Take for example the whole gender-sexuality debate that the citing of these voices would bring up. While you have outlined the caste 'humiliation' factor implicit in Nadar women forced to uncover their breasts that hit them psychologically, what would be the gender-sexuality issues implicit within the act of covering? Covering in the context has equal ramifications as uncovering. The act of covering locates the dignity of female sexuality and motherhood in the breast, and locates this dignity as part of a husband or father family property and ownership rights over the bodies of women within the family. More than the father, covering definitely connotes the property rights of the husband -- the Nadar man in this context. It is the violation of this property right that is imbricated with dignity, decency and shame. This brings other debates about women's pleasure to the forefront. What about earlier written vernacular 'voices' or essays on this? It could form an important part of your analysis, especially since you have skirted the entire sexuality issue which is somewhat central to the topic itself.

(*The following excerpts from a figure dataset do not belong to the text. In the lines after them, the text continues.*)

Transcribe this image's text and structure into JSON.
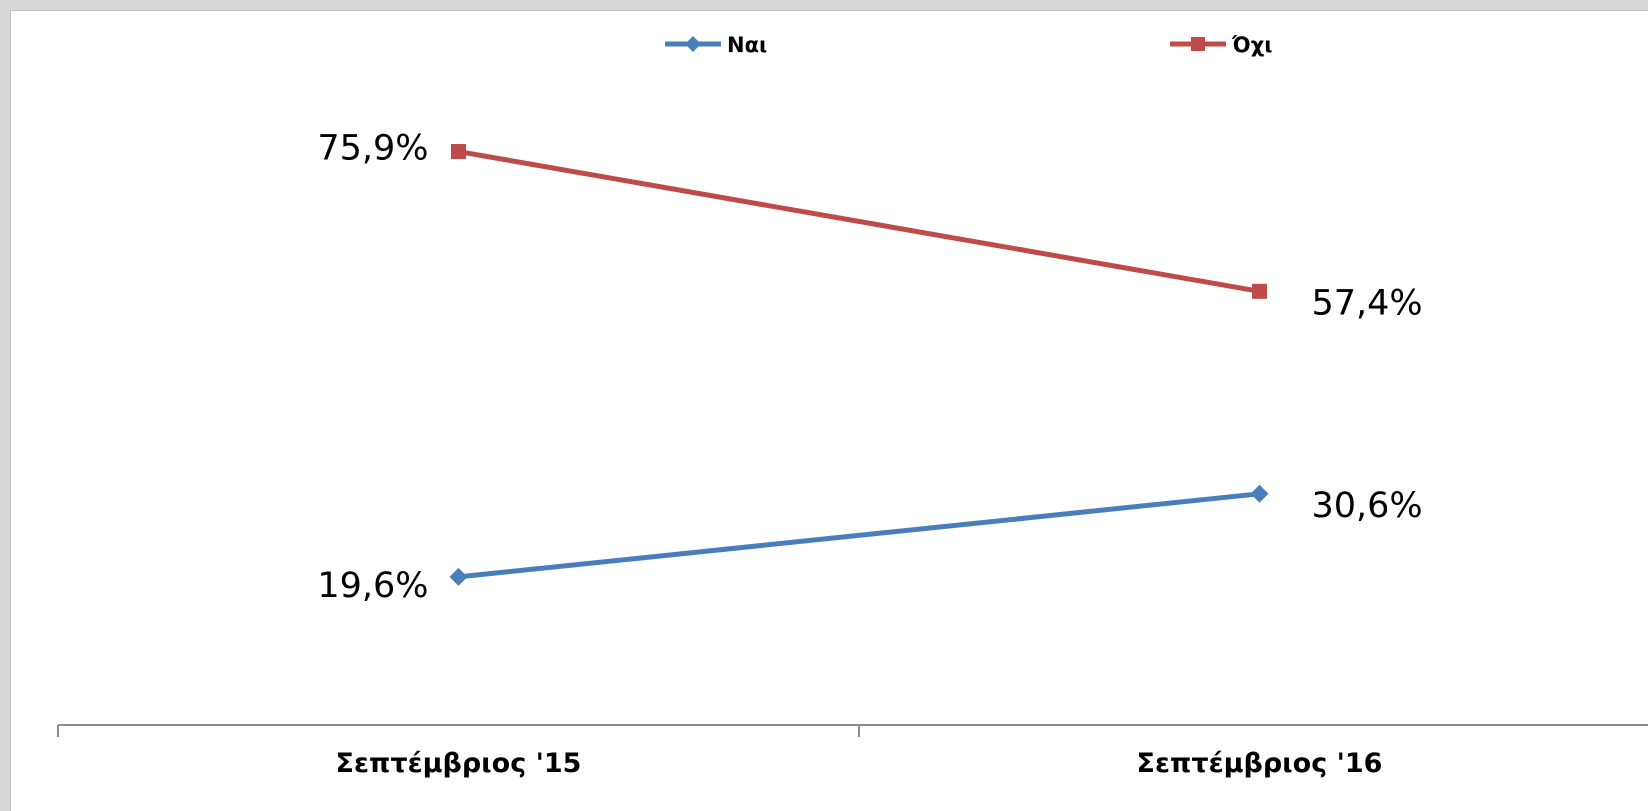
{
  "chart_data": {
    "type": "line",
    "categories": [
      "Σεπτέμβριος '15",
      "Σεπτέμβριος '16"
    ],
    "series": [
      {
        "name": "Ναι",
        "values": [
          19.6,
          30.6
        ],
        "labels": [
          "19,6%",
          "30,6%"
        ],
        "color": "#4a7ebb",
        "marker": "diamond"
      },
      {
        "name": "Όχι",
        "values": [
          75.9,
          57.4
        ],
        "labels": [
          "75,9%",
          "57,4%"
        ],
        "color": "#be4b48",
        "marker": "square"
      }
    ],
    "title": "",
    "xlabel": "",
    "ylabel": "",
    "ylim": [
      0,
      90
    ],
    "legend_position": "top",
    "grid": false
  },
  "colors": {
    "axis": "#8c8c8c",
    "frame_background": "#ffffff",
    "page_background": "#d9d9d9"
  }
}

This would be my 50 cents! I look forward to seeing this article published. Its a great contribution!
Best wishes!
Author Response
Please find attached herewith my responses to the comments of the third reviewer
Author Response File: Author Response.docx
Round 2
Reviewer 1 Report
This is a tough call because the author has clearly made substantive changes to the article. I still however, find myself struggling to understand what the central argument is and how the author is marshaling evidence to support that argument. One recurring issue is the excessive use of scare quotes, which seem to have increased in the revision process. These make it very difficult for the reader to know how we are to understand the phenomenon or concept or issue enclosed in quotes - as socially constructed, as contested, or as terms that other people (scholars and historical actors) use but in ways this author finds inadequate or problematic ('modernity,' 'liberate,' 'greater security.').
Author Response
Dear Editor,
Thank you so much for your suggestions and comments to improve the quality of my paper.
I have incorporated all the changes suggested by academic editors
I have gone through the draft carefully and edited it accordingly.
As suggested by the academic editor, I have also written a short paragraph on the limitations of this paper.
I will be happy to hear from you if you have any queries for me to address.